Add CE3 based Kinesis sink #338

pondzix · 2023-08-23T07:32:08Z

No description provided.

istreeter

This is looking good.

However, the old collector had quite a intricate interplay between the kinesis and sqs queues. Here you have chosen to base your sink from the Enrich implementation, not the old collector implementation. That might be a good decision, but I don't know yet! We might find it's difficult to patch-in the SQS buffer into this implementation.

Time will tell....

istreeter · 2023-08-23T20:39:46Z

build.sbt

      Dependencies.Libraries.kinesis,
-      Dependencies.Libraries.sts,
-      Dependencies.Libraries.sqs,
+//      Dependencies.Libraries.sts,


We'll need sts as a runtime dependency, so because that's how authorization works when it runs on EKS.

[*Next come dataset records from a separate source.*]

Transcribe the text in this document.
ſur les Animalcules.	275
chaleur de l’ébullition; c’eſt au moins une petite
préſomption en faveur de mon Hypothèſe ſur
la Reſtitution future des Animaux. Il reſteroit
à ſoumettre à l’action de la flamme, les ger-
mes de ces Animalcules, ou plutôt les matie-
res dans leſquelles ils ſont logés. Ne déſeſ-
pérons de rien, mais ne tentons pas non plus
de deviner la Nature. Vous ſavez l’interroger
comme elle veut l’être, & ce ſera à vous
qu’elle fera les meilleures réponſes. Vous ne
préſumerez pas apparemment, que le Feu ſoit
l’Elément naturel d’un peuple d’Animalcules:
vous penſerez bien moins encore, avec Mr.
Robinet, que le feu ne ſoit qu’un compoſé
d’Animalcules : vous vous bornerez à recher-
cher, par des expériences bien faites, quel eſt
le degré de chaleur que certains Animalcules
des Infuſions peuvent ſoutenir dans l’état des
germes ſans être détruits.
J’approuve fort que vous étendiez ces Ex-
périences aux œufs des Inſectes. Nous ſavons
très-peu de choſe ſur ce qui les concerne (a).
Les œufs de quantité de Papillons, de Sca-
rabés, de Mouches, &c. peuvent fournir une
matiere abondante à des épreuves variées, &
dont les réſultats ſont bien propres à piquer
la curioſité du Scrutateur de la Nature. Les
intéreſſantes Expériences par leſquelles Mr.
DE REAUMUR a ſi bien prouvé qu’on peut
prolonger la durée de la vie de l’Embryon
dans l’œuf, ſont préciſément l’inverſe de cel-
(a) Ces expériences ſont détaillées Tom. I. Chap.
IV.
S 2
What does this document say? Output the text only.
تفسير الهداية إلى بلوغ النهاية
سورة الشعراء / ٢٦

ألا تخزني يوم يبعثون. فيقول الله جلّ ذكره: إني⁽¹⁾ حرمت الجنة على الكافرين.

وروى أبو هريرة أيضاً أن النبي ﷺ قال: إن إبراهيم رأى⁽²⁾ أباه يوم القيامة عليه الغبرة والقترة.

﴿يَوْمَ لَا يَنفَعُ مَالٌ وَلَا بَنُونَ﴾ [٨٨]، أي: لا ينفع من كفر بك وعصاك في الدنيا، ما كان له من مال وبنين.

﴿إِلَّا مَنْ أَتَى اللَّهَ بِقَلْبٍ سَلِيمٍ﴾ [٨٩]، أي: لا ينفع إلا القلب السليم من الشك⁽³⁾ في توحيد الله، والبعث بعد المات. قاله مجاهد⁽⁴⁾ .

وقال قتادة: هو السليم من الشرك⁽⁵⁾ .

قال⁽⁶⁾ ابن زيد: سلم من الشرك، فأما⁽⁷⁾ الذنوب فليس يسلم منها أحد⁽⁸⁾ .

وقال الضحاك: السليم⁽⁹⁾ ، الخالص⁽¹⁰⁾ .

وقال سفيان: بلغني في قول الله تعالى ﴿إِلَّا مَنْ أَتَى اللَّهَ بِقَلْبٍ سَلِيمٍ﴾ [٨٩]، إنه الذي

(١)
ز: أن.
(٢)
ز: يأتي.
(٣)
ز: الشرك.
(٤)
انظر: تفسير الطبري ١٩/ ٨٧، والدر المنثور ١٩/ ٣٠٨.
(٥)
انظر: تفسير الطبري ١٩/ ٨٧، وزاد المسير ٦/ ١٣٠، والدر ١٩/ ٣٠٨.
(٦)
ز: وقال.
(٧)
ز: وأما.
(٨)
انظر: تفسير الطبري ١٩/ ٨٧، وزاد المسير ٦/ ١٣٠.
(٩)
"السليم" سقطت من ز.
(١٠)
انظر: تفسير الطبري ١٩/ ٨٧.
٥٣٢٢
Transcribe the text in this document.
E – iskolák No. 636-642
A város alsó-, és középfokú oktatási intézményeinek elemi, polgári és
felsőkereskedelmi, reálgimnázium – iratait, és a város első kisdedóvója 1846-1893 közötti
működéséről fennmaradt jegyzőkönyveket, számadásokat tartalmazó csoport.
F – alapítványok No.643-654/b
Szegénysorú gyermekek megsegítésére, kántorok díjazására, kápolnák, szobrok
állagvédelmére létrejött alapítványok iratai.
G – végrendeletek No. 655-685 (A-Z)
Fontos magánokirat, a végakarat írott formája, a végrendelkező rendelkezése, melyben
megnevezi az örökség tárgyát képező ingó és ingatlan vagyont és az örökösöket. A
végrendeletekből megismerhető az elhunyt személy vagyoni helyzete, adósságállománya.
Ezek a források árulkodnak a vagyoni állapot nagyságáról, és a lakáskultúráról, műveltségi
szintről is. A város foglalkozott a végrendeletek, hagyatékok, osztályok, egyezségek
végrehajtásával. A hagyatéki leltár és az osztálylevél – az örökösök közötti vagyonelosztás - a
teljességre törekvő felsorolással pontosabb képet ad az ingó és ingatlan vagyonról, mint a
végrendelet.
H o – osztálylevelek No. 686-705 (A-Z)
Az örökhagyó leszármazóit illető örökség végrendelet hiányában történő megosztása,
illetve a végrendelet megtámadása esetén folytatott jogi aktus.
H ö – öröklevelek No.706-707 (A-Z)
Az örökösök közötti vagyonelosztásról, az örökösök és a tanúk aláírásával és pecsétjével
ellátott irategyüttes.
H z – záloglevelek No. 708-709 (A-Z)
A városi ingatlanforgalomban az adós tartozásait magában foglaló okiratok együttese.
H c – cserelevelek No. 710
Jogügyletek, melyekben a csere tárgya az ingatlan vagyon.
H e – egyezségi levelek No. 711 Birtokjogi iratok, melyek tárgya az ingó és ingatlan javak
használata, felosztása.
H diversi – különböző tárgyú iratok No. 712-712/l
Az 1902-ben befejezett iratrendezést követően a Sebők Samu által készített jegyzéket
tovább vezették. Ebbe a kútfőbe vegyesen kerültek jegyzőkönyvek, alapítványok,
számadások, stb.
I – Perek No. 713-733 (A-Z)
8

istreeter · 2023-08-23T21:05:51Z

...src/main/scala/com.snowplowanalytics.snowplow.collectors.scalastream/sinks/KinesisSink.scala

 import com.amazonaws.client.builder.AwsClientBuilder.EndpointConfiguration
+import com.amazonaws.services.kinesis.model.{PutRecordsRequest, PutRecordsRequestEntry, PutRecordsResult}


Here you're using v1 of the aws sdk, i.e. classes that start with com.amazonaws. I know that's what enrich does, and I know that's what the old collector does. But I think it would be great to update to v2 of the aws sdk (classes that start with software.amazon).

The newer kinesis sdk has this async client which returns a CompletableFuture when you make a request. You could adapt the CompletableFuture to a F using Async. This would be slightly nicer than using the old blocking client and wrapping the request in Async.blocking(...).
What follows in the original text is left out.